Enfin, je voudrais vous proposer de finir la visite de cette rue si particulière en vous parlant de la place des oignons. Il faut pour s’y rendre remonter la rue de la monnaie et prendre une petite ruelle située sur la gauche après avoir passé une boulangerie, « Aux merveilleux » (qui comme son nom l’indique est connue pour ses délicieux merveilleux). On débouche alors sur une petite place pleine de charme où l’on peut notamment déguster des spécialités du Nord à l’estaminet « Au Vieux de la Vielle ». Cette place aurait autrefois abrité non loin un ancien donjon, ce qui lui aurait valu son nom actuel. Donjon se traduit en effet par « Dominium » en latin, un nom qui se serait progressivement transformé en « Dominion » puis « des oignons ». Il ne reste malheureusement plus aucune trace de ce passé médiéval et de ses fortifications que l’on doit à présent se contenter d’imaginer.
La Citadelle de Vauban, symbole d’une des plus belles conquêtes de Louis XIV
Le règne de Louis XIV fut marqué par de nombreuses guerres et conquêtes, des plus illustres aux moins connues (cf. article sur l’histoire de Montmélian). Parmi ces conquêtes, se trouvent bien évidemment celle de Lille.
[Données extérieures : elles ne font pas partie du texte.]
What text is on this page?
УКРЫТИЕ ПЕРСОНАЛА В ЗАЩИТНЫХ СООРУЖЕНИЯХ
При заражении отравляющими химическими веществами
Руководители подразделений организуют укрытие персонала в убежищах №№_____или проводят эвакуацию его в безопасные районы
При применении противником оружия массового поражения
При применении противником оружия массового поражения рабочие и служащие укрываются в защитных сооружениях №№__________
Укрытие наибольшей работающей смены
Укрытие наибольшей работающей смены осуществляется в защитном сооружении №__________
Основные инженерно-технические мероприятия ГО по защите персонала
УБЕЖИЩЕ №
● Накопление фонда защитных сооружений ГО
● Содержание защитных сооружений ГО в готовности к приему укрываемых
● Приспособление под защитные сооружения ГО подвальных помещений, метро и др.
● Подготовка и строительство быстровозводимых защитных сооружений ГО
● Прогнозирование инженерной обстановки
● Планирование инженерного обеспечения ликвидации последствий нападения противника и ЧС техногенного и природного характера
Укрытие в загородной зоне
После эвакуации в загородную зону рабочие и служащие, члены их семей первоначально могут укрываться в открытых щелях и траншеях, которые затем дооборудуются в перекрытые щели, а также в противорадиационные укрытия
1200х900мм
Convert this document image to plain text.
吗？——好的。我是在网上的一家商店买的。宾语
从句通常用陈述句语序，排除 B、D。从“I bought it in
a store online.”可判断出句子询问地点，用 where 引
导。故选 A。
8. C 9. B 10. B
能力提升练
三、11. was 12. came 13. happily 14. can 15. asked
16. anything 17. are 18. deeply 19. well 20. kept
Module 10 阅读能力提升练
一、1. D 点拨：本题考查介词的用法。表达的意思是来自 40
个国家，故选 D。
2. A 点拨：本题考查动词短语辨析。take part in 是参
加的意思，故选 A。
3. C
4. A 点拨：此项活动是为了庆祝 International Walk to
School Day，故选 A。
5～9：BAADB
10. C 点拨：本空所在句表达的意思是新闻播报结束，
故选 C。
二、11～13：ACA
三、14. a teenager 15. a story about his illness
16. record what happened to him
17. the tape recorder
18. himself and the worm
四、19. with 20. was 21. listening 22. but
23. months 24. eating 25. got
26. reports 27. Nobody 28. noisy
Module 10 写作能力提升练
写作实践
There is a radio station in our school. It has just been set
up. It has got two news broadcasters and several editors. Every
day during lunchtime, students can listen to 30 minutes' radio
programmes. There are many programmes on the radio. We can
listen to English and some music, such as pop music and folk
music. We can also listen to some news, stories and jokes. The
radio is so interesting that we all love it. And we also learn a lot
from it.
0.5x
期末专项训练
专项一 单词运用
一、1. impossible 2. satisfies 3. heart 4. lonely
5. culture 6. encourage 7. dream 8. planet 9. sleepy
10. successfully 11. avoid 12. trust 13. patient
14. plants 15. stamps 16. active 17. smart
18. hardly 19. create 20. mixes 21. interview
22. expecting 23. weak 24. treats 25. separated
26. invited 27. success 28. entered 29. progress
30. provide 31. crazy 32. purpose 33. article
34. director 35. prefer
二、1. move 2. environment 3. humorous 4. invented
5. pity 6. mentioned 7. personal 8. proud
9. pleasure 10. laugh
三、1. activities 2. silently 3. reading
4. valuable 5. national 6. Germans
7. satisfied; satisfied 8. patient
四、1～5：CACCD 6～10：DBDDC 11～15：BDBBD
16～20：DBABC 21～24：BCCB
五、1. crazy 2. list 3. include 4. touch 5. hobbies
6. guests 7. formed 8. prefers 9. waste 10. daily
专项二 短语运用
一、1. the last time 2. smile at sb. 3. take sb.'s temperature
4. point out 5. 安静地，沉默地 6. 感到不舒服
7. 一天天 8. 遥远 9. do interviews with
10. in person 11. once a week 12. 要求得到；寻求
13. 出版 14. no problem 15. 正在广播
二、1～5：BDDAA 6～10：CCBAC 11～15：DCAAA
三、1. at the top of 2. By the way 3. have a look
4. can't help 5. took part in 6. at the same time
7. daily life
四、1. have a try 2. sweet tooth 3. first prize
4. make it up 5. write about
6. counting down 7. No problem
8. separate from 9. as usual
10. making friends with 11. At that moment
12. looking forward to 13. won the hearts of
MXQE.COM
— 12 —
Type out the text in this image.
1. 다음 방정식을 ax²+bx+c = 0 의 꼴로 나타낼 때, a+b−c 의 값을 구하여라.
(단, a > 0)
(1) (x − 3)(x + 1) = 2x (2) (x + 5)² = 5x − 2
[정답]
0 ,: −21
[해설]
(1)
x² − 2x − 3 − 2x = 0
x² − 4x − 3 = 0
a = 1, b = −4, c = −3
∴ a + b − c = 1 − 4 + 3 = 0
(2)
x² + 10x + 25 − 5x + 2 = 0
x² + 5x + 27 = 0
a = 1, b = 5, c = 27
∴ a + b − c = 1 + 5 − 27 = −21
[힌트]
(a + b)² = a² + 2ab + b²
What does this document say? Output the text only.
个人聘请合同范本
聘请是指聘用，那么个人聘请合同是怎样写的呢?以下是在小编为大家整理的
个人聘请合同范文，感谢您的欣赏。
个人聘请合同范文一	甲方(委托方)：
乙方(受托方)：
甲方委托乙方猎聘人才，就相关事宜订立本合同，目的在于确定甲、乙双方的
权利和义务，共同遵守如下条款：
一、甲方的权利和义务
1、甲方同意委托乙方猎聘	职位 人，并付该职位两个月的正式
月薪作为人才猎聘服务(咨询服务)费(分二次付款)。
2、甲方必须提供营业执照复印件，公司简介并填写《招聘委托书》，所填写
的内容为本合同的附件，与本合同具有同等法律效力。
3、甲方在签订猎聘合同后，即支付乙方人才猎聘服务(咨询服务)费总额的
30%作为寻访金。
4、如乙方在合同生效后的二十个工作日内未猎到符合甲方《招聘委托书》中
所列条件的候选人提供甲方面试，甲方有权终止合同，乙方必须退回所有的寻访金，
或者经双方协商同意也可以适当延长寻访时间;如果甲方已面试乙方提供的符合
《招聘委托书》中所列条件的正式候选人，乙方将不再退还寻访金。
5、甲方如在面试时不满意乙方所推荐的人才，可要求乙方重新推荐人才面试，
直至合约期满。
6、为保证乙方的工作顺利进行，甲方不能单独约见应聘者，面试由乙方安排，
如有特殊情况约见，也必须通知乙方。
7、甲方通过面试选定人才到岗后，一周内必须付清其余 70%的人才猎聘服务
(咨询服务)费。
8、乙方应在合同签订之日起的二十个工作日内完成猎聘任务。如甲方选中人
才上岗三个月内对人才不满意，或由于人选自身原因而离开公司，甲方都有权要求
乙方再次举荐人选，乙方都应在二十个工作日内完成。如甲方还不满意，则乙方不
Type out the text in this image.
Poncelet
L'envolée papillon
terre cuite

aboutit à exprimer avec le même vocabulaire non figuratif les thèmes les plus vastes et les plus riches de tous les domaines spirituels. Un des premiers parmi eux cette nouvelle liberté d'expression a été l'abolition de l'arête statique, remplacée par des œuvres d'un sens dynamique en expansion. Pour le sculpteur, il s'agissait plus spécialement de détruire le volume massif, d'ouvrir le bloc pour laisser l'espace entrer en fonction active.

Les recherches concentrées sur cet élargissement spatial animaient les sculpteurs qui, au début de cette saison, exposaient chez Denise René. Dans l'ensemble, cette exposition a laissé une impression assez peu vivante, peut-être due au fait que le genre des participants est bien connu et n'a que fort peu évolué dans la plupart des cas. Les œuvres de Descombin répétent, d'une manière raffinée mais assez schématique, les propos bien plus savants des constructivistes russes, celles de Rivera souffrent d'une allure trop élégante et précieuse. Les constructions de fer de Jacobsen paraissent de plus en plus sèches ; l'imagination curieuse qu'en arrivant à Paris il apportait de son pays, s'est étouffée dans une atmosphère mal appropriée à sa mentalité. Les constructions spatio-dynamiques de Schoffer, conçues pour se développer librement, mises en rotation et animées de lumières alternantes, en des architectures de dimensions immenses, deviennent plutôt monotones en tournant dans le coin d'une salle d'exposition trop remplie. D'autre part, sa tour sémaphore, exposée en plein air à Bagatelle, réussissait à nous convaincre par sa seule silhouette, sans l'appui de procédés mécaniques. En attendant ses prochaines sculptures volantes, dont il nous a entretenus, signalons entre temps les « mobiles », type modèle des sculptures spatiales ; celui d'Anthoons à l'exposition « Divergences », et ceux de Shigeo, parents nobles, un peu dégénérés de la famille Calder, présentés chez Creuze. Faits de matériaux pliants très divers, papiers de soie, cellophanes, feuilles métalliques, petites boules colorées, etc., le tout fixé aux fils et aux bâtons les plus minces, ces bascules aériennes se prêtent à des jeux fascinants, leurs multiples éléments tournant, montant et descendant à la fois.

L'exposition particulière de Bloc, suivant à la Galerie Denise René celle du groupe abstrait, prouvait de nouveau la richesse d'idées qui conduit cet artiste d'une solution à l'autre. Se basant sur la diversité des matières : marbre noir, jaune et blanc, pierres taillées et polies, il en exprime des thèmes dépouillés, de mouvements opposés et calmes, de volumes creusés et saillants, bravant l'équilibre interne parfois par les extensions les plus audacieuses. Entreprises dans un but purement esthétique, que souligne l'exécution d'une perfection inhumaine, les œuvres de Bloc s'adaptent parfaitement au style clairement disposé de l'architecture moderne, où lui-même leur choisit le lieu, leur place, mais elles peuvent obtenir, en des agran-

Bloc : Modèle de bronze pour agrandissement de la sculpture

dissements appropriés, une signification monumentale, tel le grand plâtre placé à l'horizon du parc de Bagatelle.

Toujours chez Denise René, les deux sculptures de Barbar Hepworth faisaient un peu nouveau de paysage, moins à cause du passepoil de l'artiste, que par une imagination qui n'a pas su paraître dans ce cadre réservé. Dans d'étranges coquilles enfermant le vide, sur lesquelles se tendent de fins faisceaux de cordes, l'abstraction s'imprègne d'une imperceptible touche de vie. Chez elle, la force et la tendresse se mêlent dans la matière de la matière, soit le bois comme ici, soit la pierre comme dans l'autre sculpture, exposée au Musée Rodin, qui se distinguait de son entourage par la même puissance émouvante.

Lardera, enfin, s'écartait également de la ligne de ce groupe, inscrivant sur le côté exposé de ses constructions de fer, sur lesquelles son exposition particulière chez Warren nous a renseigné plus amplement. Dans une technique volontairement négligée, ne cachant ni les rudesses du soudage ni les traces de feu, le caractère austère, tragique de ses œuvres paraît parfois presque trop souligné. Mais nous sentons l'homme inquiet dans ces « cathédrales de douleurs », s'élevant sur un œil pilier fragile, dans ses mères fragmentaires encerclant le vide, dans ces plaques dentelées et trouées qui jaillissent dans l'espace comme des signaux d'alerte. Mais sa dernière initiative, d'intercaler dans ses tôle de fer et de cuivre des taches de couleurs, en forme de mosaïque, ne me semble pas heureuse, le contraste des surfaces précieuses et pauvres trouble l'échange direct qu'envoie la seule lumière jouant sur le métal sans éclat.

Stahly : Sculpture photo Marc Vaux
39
En 1667 Louis XIV se trouve à la tête d’un des plus puissants royaumes d’Europe. Pourtant, l’Espagne constitue toujours une menace pour la France avec ses possessions en Franche-Comté et dans les Flandres. L’objectif du roi est alors de reculer et de renforcer ses frontières au Nord. Or en 1667, le roi d’Espagne Philippe IV, père de Marie-Thérèse d’Autriche l’épouse de Louis XIV, décède. Le roi de France réclame alors certaines provinces espagnoles sur lesquelles la reine avait certes renoncé à ses droits, mais au prix d’une dot qui n’avait jamais été versée. Cette revendication se traduit inévitablement par une guerre contre l’Espagne. Les places fortes espagnoles sont prises une à une : Tournai, Douai, Courtrai en enfin Lille le 28 août 1667. Le traité de paix est signé par l’Espagne le 2 mai 1668 à Aix-la-Chapelle. Seront aussi cédées à la France les villes d’Armentières et de Bergues.
Si les lillois se montrent dans un premiers temps hostiles aux français, les relations finiront par s’améliorer au fil du temps. La politique de Louis XIV y contribua d’ailleurs fortement. Le roi se déplace en effet fréquemment à Lille, y organise de somptueuses fêtes, accorde des privilèges aux notables de la ville. Enfin, sa politique anti-protestante fut fortement appréciée des lillois.
La citadelle de Lille construite en forme « d’étoile » entre 1667 et 1670, est qualifiée par Vauban lui-même de « reine des citadelles », « la plus belle et la plus achevée du royaume »
Les villes prises, Vauban est envoyé par le roi pour assurer leur fortification. La citadelle de Lille construite en forme « d’étoile » en est le plus bel exemple. Bâtie entre 1667 et 1670, elle est qualifiée par Vauban lui-même de « reine des citadelles », « la plus belle et la plus achevée du royaume ». Les remparts de cette reine des citadelles sont disposés en étoile, de manière à ce qu’il soit impossible pour l’ennemi d’approcher un mur sans être exposé aux tirs de ceux qui défendent la citadelle depuis un mur voisin.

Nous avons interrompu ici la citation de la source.